Another day, another in-depth look into ...
Averages: 6.6 points, 4.0 rebounds, 15.7 minutes
The Good: Gruda came into this season surrounded by hype, and she still is; Sun coach Mike Thibault has said she can be one of the WNBA's top five players during her career. The 21-year-old rookie is still a ways away from that, but she has given the Sun several things few other players can: Height, quickness at her position, tenacity in the post and an athleticism that's rare in this league. She's only improved, too, since arriving earlier this season. Since June 29, she's had four games of 10 points or more, recorded her first double-double against Chicago and has looked increasingly comfortable within Thibault's system.
Daily post-practice workouts with Sun assistant Scott Hawk have begun to produce results as well. Her post game and shot arsenal are developing at best, but she's broken out the occasional jump hook or drop step in recent games in addition to an already deadly jump shot. For a post player, Gruda has a touch on her jumper that I've rarely seen; with just a flick of her wrist, she puts so much rotation on the ball and considering that's where she's gotten the majority of her points from this season, it makes her shooting percentage (roughly 47 percent) that much more impressive. She's taken shots from the baseline and wings, but there's not a young frontcourt player in the league that can hit so consistently from the elbow as she does.
One final observation: Gruda's best offensive game (16 points, 5-of-9 shooting) came against a Sparks squad that was missing its entire Olympic frontcourt, so take from that what you will. But the fact that she was able to be a force when she should have been does say something. With young players, it's often difficult to predict when they'll exactly break out. Sometimes they're just feeling it, and because of the natural ups and downs of a rookie season, consistency can become a white whale. In Gruda's case, it was expected she should do well against L.A. that night. For her to take advantage of the opportunity instead of shrinking from it is meaningful, if that makes sense.
The Bad: That said, Gruda is still searching for consistency, especially defensively. That will come with improved footwork (a main area of focus) and when she gets a better handle on the league's personnel, and it's shown at times, as she leads the Sun in blocks per game (just under one per contest). But overall, her defensive game is far from where she is offensively at the moment. Thibault would also like to Gruda cut back on turnovers. There are stretches where she'll go games without costly mental mistakes, but there have been times where she's tried to force passes instead of just shooting it or read a defense wrong and forced the action despite the double-team. For example, in that L.A. game, she also had a season-high four turnovers.

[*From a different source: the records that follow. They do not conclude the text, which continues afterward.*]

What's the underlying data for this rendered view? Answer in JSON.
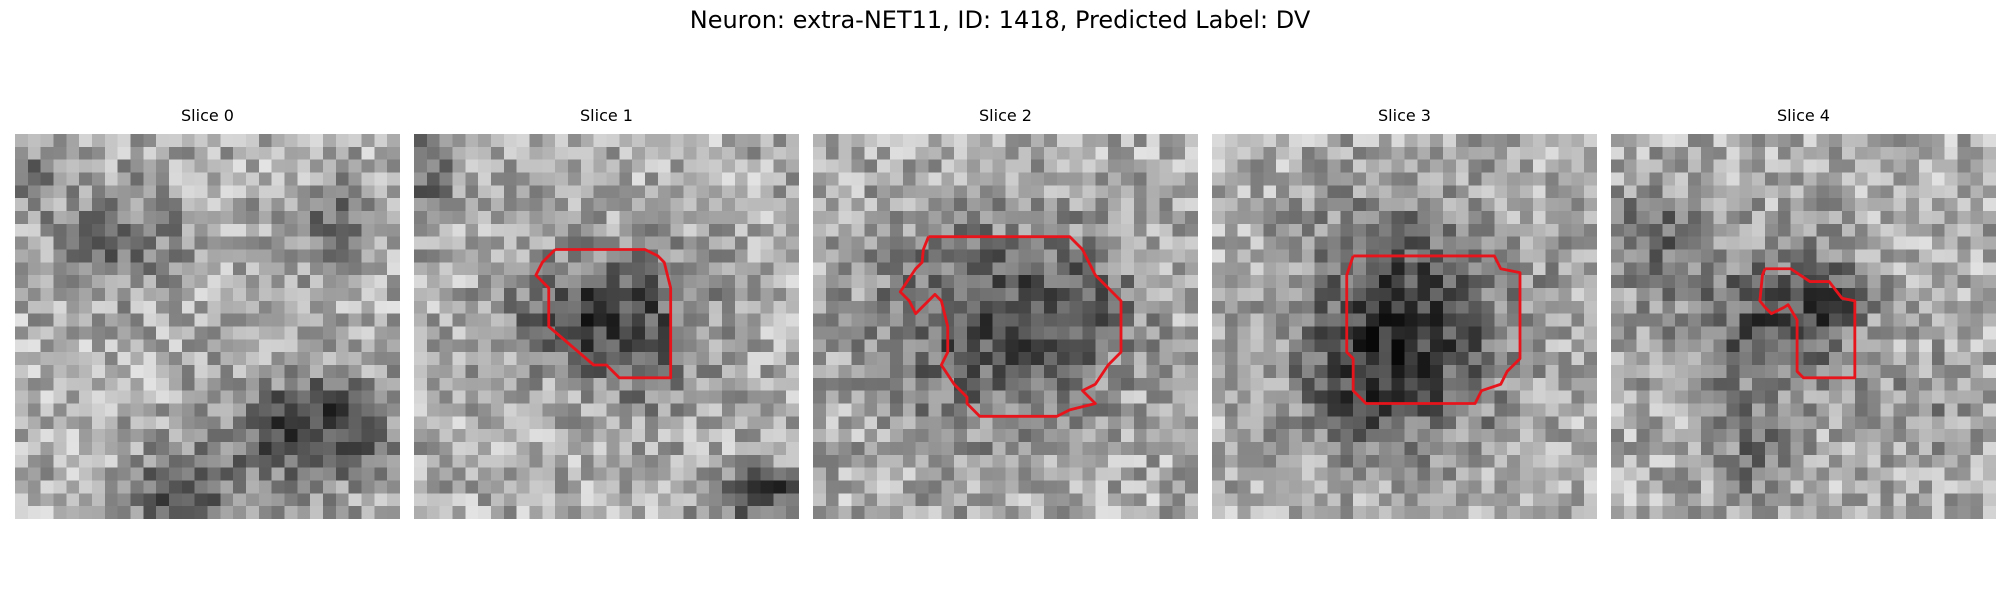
{
  "figure": {
    "title": "Neuron: extra-NET11, ID: 1418, Predicted Label: DV",
    "contour_color": "#e8141c",
    "colormap": "gray"
  },
  "slices": [
    {
      "title": "Slice 0",
      "has_contour": false
    },
    {
      "title": "Slice 1",
      "has_contour": true
    },
    {
      "title": "Slice 2",
      "has_contour": true
    },
    {
      "title": "Slice 3",
      "has_contour": true
    },
    {
      "title": "Slice 4",
      "has_contour": true
    }
  ]
}
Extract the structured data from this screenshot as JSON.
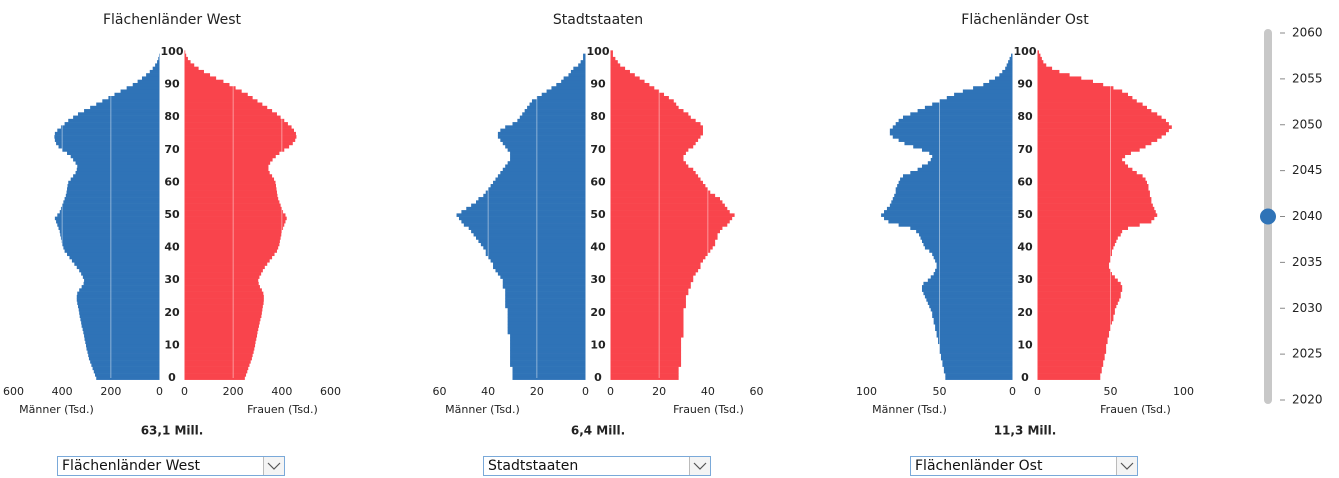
{
  "chart_data": [
    {
      "type": "pyramid",
      "title": "Flächenländer West",
      "annotation": "63,1 Mill.",
      "dropdown": "Flächenländer West",
      "ages": [
        0,
        1,
        2,
        3,
        4,
        5,
        6,
        7,
        8,
        9,
        10,
        11,
        12,
        13,
        14,
        15,
        16,
        17,
        18,
        19,
        20,
        21,
        22,
        23,
        24,
        25,
        26,
        27,
        28,
        29,
        30,
        31,
        32,
        33,
        34,
        35,
        36,
        37,
        38,
        39,
        40,
        41,
        42,
        43,
        44,
        45,
        46,
        47,
        48,
        49,
        50,
        51,
        52,
        53,
        54,
        55,
        56,
        57,
        58,
        59,
        60,
        61,
        62,
        63,
        64,
        65,
        66,
        67,
        68,
        69,
        70,
        71,
        72,
        73,
        74,
        75,
        76,
        77,
        78,
        79,
        80,
        81,
        82,
        83,
        84,
        85,
        86,
        87,
        88,
        89,
        90,
        91,
        92,
        93,
        94,
        95,
        96,
        97,
        98,
        99,
        100
      ],
      "ylim": [
        0,
        100
      ],
      "yticks": [
        0,
        10,
        20,
        30,
        40,
        50,
        60,
        70,
        80,
        90,
        100
      ],
      "xlim": [
        0,
        600
      ],
      "xticks": [
        0,
        200,
        400,
        600
      ],
      "grid": true,
      "series": [
        {
          "name": "Männer (Tsd.)",
          "color": "#2f73b7",
          "side": "left",
          "values": [
            260,
            265,
            270,
            275,
            280,
            285,
            290,
            293,
            296,
            300,
            302,
            305,
            308,
            310,
            313,
            316,
            320,
            322,
            325,
            328,
            330,
            332,
            335,
            338,
            340,
            340,
            338,
            330,
            320,
            312,
            310,
            315,
            322,
            330,
            340,
            350,
            360,
            370,
            380,
            390,
            395,
            400,
            402,
            405,
            408,
            410,
            415,
            420,
            425,
            430,
            420,
            410,
            405,
            400,
            395,
            390,
            385,
            382,
            380,
            378,
            375,
            365,
            355,
            345,
            340,
            338,
            345,
            355,
            365,
            380,
            400,
            415,
            425,
            430,
            432,
            430,
            420,
            405,
            390,
            375,
            355,
            335,
            310,
            285,
            260,
            235,
            210,
            185,
            160,
            135,
            110,
            90,
            72,
            55,
            40,
            28,
            18,
            10,
            5,
            2,
            0
          ]
        },
        {
          "name": "Frauen (Tsd.)",
          "color": "#f9444c",
          "side": "right",
          "values": [
            248,
            253,
            258,
            262,
            267,
            272,
            277,
            280,
            284,
            287,
            290,
            292,
            295,
            298,
            300,
            303,
            306,
            309,
            312,
            316,
            318,
            320,
            322,
            325,
            326,
            326,
            324,
            318,
            310,
            305,
            303,
            308,
            315,
            322,
            330,
            340,
            350,
            360,
            370,
            380,
            385,
            390,
            392,
            395,
            398,
            400,
            405,
            410,
            415,
            420,
            415,
            405,
            400,
            395,
            390,
            385,
            382,
            380,
            378,
            376,
            374,
            368,
            360,
            350,
            345,
            345,
            352,
            362,
            375,
            390,
            410,
            430,
            445,
            455,
            460,
            458,
            450,
            440,
            425,
            410,
            395,
            380,
            360,
            340,
            320,
            300,
            280,
            260,
            235,
            210,
            185,
            160,
            130,
            105,
            80,
            58,
            40,
            25,
            14,
            7,
            3
          ]
        }
      ]
    },
    {
      "type": "pyramid",
      "title": "Stadtstaaten",
      "annotation": "6,4 Mill.",
      "dropdown": "Stadtstaaten",
      "ages": [
        0,
        1,
        2,
        3,
        4,
        5,
        6,
        7,
        8,
        9,
        10,
        11,
        12,
        13,
        14,
        15,
        16,
        17,
        18,
        19,
        20,
        21,
        22,
        23,
        24,
        25,
        26,
        27,
        28,
        29,
        30,
        31,
        32,
        33,
        34,
        35,
        36,
        37,
        38,
        39,
        40,
        41,
        42,
        43,
        44,
        45,
        46,
        47,
        48,
        49,
        50,
        51,
        52,
        53,
        54,
        55,
        56,
        57,
        58,
        59,
        60,
        61,
        62,
        63,
        64,
        65,
        66,
        67,
        68,
        69,
        70,
        71,
        72,
        73,
        74,
        75,
        76,
        77,
        78,
        79,
        80,
        81,
        82,
        83,
        84,
        85,
        86,
        87,
        88,
        89,
        90,
        91,
        92,
        93,
        94,
        95,
        96,
        97,
        98,
        99,
        100
      ],
      "ylim": [
        0,
        100
      ],
      "yticks": [
        0,
        10,
        20,
        30,
        40,
        50,
        60,
        70,
        80,
        90,
        100
      ],
      "xlim": [
        0,
        60
      ],
      "xticks": [
        0,
        20,
        40,
        60
      ],
      "grid": true,
      "series": [
        {
          "name": "Männer (Tsd.)",
          "color": "#2f73b7",
          "side": "left",
          "values": [
            30,
            30,
            30,
            30,
            31,
            31,
            31,
            31,
            31,
            31,
            31,
            31,
            31,
            31,
            32,
            32,
            32,
            32,
            32,
            32,
            32,
            32,
            33,
            33,
            33,
            33,
            33,
            33,
            34,
            34,
            34,
            35,
            36,
            37,
            38,
            38,
            39,
            40,
            41,
            41,
            42,
            43,
            44,
            45,
            46,
            47,
            48,
            50,
            51,
            52,
            53,
            51,
            49,
            47,
            45,
            44,
            42,
            41,
            40,
            39,
            38,
            37,
            36,
            35,
            34,
            33,
            32,
            31,
            31,
            31,
            32,
            33,
            34,
            35,
            36,
            36,
            35,
            33,
            30,
            28,
            27,
            26,
            25,
            24,
            23,
            22,
            20,
            18,
            16,
            14,
            12,
            10,
            9,
            7,
            6,
            5,
            3,
            2,
            1,
            1,
            0
          ]
        },
        {
          "name": "Frauen (Tsd.)",
          "color": "#f9444c",
          "side": "right",
          "values": [
            28,
            28,
            28,
            28,
            29,
            29,
            29,
            29,
            29,
            29,
            29,
            29,
            29,
            30,
            30,
            30,
            30,
            30,
            30,
            30,
            30,
            30,
            31,
            31,
            31,
            31,
            32,
            32,
            33,
            33,
            34,
            34,
            35,
            36,
            37,
            37,
            38,
            39,
            40,
            41,
            42,
            43,
            43,
            44,
            44,
            45,
            46,
            48,
            49,
            50,
            51,
            49,
            48,
            47,
            46,
            45,
            43,
            41,
            40,
            39,
            38,
            37,
            36,
            35,
            34,
            32,
            31,
            30,
            30,
            31,
            32,
            34,
            35,
            36,
            37,
            38,
            38,
            38,
            37,
            35,
            33,
            32,
            30,
            28,
            27,
            26,
            24,
            22,
            20,
            18,
            16,
            14,
            12,
            10,
            8,
            6,
            4,
            3,
            2,
            1,
            1
          ]
        }
      ]
    },
    {
      "type": "pyramid",
      "title": "Flächenländer Ost",
      "annotation": "11,3 Mill.",
      "dropdown": "Flächenländer Ost",
      "ages": [
        0,
        1,
        2,
        3,
        4,
        5,
        6,
        7,
        8,
        9,
        10,
        11,
        12,
        13,
        14,
        15,
        16,
        17,
        18,
        19,
        20,
        21,
        22,
        23,
        24,
        25,
        26,
        27,
        28,
        29,
        30,
        31,
        32,
        33,
        34,
        35,
        36,
        37,
        38,
        39,
        40,
        41,
        42,
        43,
        44,
        45,
        46,
        47,
        48,
        49,
        50,
        51,
        52,
        53,
        54,
        55,
        56,
        57,
        58,
        59,
        60,
        61,
        62,
        63,
        64,
        65,
        66,
        67,
        68,
        69,
        70,
        71,
        72,
        73,
        74,
        75,
        76,
        77,
        78,
        79,
        80,
        81,
        82,
        83,
        84,
        85,
        86,
        87,
        88,
        89,
        90,
        91,
        92,
        93,
        94,
        95,
        96,
        97,
        98,
        99,
        100
      ],
      "ylim": [
        0,
        100
      ],
      "yticks": [
        0,
        10,
        20,
        30,
        40,
        50,
        60,
        70,
        80,
        90,
        100
      ],
      "xlim": [
        0,
        100
      ],
      "xticks": [
        0,
        50,
        100
      ],
      "grid": true,
      "series": [
        {
          "name": "Männer (Tsd.)",
          "color": "#2f73b7",
          "side": "left",
          "values": [
            46,
            46,
            47,
            47,
            48,
            48,
            49,
            49,
            50,
            50,
            50,
            51,
            51,
            52,
            52,
            53,
            53,
            54,
            54,
            55,
            55,
            56,
            57,
            58,
            59,
            60,
            61,
            62,
            62,
            61,
            58,
            56,
            54,
            53,
            52,
            52,
            53,
            54,
            55,
            57,
            60,
            61,
            62,
            63,
            64,
            66,
            70,
            78,
            85,
            88,
            90,
            88,
            86,
            84,
            83,
            82,
            81,
            80,
            80,
            79,
            78,
            77,
            75,
            70,
            65,
            62,
            58,
            56,
            55,
            57,
            62,
            68,
            74,
            78,
            82,
            84,
            84,
            82,
            80,
            78,
            75,
            70,
            65,
            60,
            55,
            50,
            45,
            40,
            34,
            27,
            20,
            16,
            12,
            9,
            7,
            5,
            4,
            3,
            2,
            1,
            0
          ]
        },
        {
          "name": "Frauen (Tsd.)",
          "color": "#f9444c",
          "side": "right",
          "values": [
            43,
            43,
            44,
            44,
            45,
            45,
            46,
            46,
            47,
            47,
            47,
            48,
            48,
            49,
            49,
            50,
            50,
            51,
            52,
            52,
            53,
            53,
            54,
            55,
            56,
            57,
            57,
            58,
            58,
            57,
            55,
            53,
            51,
            50,
            49,
            49,
            50,
            50,
            51,
            51,
            52,
            53,
            54,
            55,
            57,
            58,
            62,
            70,
            78,
            80,
            82,
            81,
            80,
            79,
            78,
            78,
            77,
            77,
            76,
            76,
            75,
            74,
            72,
            68,
            65,
            62,
            60,
            58,
            60,
            64,
            70,
            74,
            78,
            82,
            85,
            88,
            90,
            92,
            90,
            88,
            85,
            82,
            78,
            75,
            72,
            68,
            65,
            62,
            58,
            52,
            45,
            38,
            30,
            22,
            15,
            10,
            6,
            4,
            3,
            2,
            1
          ]
        }
      ]
    }
  ],
  "slider": {
    "range": [
      2020,
      2060
    ],
    "ticks": [
      2020,
      2025,
      2030,
      2035,
      2040,
      2045,
      2050,
      2055,
      2060
    ],
    "value": 2040
  }
}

I touched on this in the week after it happened, but Gruda also showed she's still has some maturing to do after letting her frustrations get the better of her during the Sun's win over Chicago on July 20. She bounced back nicely from it with the L.A. game, but considering she's played professionally for three years and has loads of international talent for her age, you can sometimes forget how young she really is. (She turned 21 in only late June.)
Outlook: Gruda's rapid, yet steady, improvements should only continue. The coaching staff has raved about her basketball I.Q. and Thibault has called her a "good visual learner."
"We can break the tape down and show her the mistakes and she tends to correct them pretty quickly," Thibault said after the L.A. game. "When we come back, she'll have another month of practice and individual (work) with coaches, getting more used to it. We'll get some scrimmages in against some guys. I think she'll be even better when we come back."
But how good can be this season? I think Gruda can be something similar to what Asjha Jones was her first and second season in Connecticut: A more-than-reliable frontcourt reserve with the ability to play like a starter on some nights. She's basically been that for the last month, but I don't think it's out of the realm to expect nine or 10 points and five rebounds a game down the stretch. (Remember, a main problem for the Sun last year was bench production, especially late in the season when Evina Maltsi and Kristen Rasmussen seemed to hit a lull.) Past that, Gruda may just become the player Thibault has touted her as. As for now, I mentioned this when I discussed Jolene Anderson, but the Sun also finish the regular season against several taller teams, and I wouldn't be surprised if Gruda gets the majority of the assignment in guarding San Antonio's Ann Wauters when Connecticut plays the Silver Stars, who have looked more and more like the favorite out West with each passing game.